C’est à partir de cette époque que la question de la terre et des plans d’occupation des sols deviennent un des enjeux de la lutte. Parallèlement, une campagne pour la préservation de la forêt humide se met en place. L’Assaupamar incite à une replantation de la forêt du Morne d’Arlet, aux Anses d’Arlets. Elle parvient à faire arrêter le massacre du site du Macouba et du projet d’aquarium qui le menace. L’association met la question de la gestion des ordures ménagères à l’ordre du jour. En 1989, elle est suffisamment forte pour susciter des manifestations importantes : celle du « convoi pour la Terre Martiniquaise » ou encore du « convoi de la Mer et de la Terre ». En 1990, sont organisées des manifestations de défense de la plage de l’Anse Azérot à Sainte-Marie et de la mangrove courant de La Fayette à Rivière Salée. On appelle à l’occupation des terres à Vaudrancourt et à Ducos : au lotissement des Abricots on occupe 52 logements. Dans ses congrès, l’association affine analyses et propositions dans une optique tout à la fois de préservation des écosystèmes et de légitimité. On remet ainsi le premier Madjumbé d’or consacrant le meilleur jardin créole.

Depuis, l’Assaupamar pérennise son action sur plusieurs fronts. Elle milite pour la protection du littoral par des actions de réappropriation, de droit au libre accès. Elle lutte pour la protection des ensembles boisés en combattant les projets destructeurs qui la menacent. Elle assure le combat contre les projets immobiliers et pour la sauvegarde du patrimoine foncier. Elle s’engage pour la défense des terres agricoles. Enfin, elle travaille à la protection de la sécurité et de la santé des Martiniquais : pollution à la dioxine, électromagnétique, etc. Rapidement, une corrélation s’établit entre actions sur le terrain et actions en justice. En effet, ce qui apparaît comme un juste droit à défendre, comme par exemple le droit d’accès au bord de mer, est considéré par la justice coloniale comme une atteinte à la propriété. Quand les militantes et les militants enlèvent les clôtures illicites, les forces de l’ordre ne viennent pas les aider mais au contraire pour les arrêter et les faire inculper !

[*Traquée par la justice et la bureaucratie*]
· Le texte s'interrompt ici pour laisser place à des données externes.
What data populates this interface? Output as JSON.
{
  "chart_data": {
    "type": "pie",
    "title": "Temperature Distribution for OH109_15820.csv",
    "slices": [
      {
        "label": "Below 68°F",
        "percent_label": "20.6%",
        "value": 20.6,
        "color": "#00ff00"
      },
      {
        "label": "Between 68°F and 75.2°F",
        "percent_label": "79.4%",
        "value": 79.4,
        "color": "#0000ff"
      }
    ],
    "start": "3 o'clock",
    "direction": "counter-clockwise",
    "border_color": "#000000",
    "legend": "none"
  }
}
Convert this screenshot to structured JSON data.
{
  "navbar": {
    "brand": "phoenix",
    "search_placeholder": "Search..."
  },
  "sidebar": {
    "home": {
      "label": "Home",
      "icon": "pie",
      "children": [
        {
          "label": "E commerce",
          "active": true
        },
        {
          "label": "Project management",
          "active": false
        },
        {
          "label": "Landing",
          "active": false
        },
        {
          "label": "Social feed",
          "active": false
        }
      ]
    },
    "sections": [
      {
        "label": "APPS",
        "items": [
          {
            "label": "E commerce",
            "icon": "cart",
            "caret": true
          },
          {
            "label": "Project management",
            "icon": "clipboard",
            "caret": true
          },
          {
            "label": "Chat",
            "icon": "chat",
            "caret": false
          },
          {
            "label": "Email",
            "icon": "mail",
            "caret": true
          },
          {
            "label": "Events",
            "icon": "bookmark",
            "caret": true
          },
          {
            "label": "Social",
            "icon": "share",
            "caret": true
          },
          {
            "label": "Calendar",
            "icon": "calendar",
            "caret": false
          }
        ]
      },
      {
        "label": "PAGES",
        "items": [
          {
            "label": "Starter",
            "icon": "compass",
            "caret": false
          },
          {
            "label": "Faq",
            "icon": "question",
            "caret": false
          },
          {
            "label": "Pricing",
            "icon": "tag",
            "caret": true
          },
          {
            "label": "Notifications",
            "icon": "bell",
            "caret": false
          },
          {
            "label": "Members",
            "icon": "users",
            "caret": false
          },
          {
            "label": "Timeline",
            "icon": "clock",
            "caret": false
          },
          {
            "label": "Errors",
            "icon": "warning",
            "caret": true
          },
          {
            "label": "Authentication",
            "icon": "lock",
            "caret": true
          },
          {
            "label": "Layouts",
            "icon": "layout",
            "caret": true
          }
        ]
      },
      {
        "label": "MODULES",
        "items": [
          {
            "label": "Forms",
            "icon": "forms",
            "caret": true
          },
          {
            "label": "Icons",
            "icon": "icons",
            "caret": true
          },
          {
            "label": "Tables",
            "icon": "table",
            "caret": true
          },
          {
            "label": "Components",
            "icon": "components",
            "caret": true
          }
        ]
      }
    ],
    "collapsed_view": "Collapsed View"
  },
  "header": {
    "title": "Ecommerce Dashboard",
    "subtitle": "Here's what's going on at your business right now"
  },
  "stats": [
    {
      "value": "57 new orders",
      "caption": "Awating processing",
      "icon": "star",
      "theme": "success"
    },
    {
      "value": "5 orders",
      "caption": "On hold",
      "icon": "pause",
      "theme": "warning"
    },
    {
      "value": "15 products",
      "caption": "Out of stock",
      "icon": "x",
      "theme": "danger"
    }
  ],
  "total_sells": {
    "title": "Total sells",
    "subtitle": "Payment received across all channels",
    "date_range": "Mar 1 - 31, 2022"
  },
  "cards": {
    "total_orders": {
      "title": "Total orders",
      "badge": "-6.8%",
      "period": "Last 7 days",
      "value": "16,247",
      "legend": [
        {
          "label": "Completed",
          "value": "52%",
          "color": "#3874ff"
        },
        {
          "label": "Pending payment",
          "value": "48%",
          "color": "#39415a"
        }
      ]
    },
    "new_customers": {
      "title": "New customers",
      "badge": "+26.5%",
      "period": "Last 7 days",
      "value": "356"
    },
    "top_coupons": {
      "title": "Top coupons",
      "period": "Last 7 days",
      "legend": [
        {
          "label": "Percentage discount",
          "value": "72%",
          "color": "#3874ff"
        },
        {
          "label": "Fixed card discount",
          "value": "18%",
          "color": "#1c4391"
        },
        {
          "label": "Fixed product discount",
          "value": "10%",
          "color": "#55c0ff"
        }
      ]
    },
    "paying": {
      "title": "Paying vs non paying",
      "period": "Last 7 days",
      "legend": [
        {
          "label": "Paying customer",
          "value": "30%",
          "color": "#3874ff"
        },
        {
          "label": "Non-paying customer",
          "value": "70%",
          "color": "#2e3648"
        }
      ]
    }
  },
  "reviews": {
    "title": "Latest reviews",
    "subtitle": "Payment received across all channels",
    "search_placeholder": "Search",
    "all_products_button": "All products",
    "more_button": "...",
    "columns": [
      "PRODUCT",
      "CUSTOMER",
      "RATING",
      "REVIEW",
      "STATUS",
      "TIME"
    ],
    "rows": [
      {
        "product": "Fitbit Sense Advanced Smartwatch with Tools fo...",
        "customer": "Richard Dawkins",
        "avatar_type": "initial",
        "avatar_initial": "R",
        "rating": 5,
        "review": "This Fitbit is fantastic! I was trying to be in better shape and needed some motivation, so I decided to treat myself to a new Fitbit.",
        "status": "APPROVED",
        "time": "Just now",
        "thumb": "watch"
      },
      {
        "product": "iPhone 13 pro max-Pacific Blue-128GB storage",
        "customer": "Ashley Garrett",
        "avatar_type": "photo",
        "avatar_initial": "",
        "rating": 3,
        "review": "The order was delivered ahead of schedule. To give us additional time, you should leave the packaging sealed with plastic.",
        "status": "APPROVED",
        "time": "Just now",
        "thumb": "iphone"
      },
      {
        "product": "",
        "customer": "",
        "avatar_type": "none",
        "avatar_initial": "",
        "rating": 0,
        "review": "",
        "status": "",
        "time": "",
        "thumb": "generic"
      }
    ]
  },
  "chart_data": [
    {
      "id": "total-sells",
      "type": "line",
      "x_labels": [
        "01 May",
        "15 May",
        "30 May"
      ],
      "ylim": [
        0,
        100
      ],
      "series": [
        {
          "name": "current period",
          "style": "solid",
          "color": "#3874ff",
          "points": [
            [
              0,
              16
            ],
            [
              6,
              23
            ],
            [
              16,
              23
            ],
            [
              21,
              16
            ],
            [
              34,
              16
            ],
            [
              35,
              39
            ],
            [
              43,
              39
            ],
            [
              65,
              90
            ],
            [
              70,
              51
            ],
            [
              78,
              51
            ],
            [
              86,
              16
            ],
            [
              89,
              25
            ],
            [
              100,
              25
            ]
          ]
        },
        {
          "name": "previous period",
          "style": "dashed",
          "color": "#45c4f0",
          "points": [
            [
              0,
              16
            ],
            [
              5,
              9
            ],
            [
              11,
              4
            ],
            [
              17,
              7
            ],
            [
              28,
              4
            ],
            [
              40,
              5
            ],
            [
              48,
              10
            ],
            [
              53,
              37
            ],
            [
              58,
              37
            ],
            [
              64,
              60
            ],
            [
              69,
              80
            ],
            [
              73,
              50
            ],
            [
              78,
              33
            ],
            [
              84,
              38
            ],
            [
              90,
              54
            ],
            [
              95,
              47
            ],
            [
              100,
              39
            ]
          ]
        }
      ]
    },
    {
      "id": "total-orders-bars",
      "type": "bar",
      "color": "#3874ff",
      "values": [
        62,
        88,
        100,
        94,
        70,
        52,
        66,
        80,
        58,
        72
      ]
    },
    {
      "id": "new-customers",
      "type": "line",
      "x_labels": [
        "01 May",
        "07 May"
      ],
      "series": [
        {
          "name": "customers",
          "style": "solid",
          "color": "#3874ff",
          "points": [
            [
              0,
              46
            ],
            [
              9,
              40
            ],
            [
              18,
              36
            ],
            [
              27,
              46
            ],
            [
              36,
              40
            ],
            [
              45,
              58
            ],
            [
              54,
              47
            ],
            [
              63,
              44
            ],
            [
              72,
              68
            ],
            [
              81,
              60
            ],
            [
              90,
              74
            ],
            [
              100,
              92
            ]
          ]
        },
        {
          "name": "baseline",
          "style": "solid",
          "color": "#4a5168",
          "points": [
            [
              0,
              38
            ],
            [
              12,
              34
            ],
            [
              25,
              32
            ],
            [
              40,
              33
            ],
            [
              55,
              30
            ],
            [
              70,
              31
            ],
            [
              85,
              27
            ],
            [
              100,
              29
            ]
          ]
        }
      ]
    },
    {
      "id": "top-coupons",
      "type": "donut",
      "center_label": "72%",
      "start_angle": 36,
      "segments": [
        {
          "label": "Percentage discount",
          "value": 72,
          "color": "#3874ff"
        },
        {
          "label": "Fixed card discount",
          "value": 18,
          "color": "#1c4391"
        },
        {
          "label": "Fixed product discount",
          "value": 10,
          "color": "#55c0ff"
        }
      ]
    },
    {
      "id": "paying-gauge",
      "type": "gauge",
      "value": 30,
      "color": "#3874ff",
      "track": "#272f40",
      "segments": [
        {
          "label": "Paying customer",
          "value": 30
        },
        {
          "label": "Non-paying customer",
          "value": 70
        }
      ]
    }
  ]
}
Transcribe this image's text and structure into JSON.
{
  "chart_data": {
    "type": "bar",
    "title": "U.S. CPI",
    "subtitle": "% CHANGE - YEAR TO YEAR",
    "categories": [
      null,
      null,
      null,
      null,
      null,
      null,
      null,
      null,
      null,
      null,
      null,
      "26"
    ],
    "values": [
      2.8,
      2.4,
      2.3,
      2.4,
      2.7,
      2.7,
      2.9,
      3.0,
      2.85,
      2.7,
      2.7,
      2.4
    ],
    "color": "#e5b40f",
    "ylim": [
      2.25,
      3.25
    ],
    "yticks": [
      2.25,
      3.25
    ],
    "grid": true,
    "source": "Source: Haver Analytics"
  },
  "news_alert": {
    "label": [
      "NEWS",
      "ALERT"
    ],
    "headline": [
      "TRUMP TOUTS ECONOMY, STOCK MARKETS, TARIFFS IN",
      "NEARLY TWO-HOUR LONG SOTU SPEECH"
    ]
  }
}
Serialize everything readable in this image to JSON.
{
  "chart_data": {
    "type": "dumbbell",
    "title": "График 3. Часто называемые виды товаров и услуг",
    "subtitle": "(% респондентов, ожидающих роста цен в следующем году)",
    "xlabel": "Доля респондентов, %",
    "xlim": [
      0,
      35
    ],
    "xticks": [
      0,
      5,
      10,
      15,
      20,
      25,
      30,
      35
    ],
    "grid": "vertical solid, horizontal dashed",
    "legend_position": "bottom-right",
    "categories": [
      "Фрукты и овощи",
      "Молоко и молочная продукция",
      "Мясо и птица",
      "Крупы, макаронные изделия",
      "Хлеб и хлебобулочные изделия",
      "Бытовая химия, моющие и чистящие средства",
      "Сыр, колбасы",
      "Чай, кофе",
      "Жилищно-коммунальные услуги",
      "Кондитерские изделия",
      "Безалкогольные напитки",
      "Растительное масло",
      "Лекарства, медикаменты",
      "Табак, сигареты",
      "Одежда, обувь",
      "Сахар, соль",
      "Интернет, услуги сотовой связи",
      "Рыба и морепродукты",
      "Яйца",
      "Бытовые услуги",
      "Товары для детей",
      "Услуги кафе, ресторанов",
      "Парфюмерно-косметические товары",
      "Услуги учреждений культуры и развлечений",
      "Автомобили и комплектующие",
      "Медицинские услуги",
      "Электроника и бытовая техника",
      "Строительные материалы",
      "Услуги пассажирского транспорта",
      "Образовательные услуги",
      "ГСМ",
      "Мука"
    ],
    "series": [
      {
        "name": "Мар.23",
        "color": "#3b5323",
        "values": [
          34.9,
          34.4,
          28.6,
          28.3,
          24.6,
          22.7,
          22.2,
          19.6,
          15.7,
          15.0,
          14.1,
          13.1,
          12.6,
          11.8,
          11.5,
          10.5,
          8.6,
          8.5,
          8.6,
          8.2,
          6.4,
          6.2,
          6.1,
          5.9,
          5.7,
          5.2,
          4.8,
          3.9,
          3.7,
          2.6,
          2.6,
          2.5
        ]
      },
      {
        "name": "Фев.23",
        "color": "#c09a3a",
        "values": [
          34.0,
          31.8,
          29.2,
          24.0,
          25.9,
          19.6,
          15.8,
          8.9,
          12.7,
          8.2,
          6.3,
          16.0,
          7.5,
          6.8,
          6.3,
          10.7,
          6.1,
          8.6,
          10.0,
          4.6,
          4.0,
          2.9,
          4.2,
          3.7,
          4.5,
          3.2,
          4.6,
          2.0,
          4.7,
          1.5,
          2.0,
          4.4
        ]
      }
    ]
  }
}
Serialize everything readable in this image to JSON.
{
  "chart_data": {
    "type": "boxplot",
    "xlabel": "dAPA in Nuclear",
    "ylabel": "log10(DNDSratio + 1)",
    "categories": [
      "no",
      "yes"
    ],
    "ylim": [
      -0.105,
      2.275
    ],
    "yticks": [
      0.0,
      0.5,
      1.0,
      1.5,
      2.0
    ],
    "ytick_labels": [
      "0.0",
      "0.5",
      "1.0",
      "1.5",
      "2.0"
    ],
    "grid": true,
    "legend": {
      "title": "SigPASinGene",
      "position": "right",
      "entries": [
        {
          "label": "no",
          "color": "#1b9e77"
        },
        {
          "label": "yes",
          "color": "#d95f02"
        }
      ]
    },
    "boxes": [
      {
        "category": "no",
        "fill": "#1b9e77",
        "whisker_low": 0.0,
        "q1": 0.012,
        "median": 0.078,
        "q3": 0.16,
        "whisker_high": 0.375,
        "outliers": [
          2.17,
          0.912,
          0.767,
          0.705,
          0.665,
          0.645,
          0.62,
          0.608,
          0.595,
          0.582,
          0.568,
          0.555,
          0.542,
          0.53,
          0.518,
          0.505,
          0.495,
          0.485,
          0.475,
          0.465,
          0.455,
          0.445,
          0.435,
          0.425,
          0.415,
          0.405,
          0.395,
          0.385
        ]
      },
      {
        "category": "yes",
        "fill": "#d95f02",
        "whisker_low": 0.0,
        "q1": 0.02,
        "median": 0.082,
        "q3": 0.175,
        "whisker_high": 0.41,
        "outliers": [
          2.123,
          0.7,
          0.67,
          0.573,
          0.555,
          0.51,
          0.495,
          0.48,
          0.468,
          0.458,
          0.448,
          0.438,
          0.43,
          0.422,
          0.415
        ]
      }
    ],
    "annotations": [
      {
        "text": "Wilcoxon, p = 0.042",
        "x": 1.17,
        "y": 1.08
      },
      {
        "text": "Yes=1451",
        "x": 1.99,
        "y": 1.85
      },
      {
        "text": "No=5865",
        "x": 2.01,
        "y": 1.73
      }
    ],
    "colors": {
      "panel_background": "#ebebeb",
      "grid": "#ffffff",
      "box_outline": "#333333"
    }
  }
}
Certes, l’Assaupamar semble écoutée au sein des diverses commissions publiques où elle est admise, mais c’est à travers les filtres d’une pléthore d’administratifs qui en fin de compte décident. Ainsi, un des responsables du Fond national pour l’environnement en visite en Martinique s’étonne de voir que ce qui nécessiterait en France un simple courrier administratif doit faire ici l’objet d’une longue démarche procédurière qui finit le plus souvent devant les tribunaux. Visiblement la justice ne s’applique pas de la même manière dans les colonies. L’association fait partie du K5F, collectif de syndicats et d’associations né lors du grand mouvement social de février et mars 2009. Elle y défend particulièrement les avancées qui permettent une meilleure prise en compte de l’environnement de notre île. Ainsi, lorsqu’on évoque des investissements dans l’hôtellerie, l’Assaupamar s’oppose aux opérations pharaoniques et destructrices pour s’inscrire dans le projet d’un tourisme écologique. Mais le K5F, organisation de circonstances ayant un catalogue de revendications relativement limité, n’est-il pas un corset un peu étroit pour une association qui a encore tant de choses à proposer ? De toutes les manières, par les projets qu’elle développe déjà au service des populations, l’avenir appartient à l’Assaupamar.

Némo (Martinique)

[1La terre c’est le bois, le bois c’est l’eau, l’eau c’est la vie.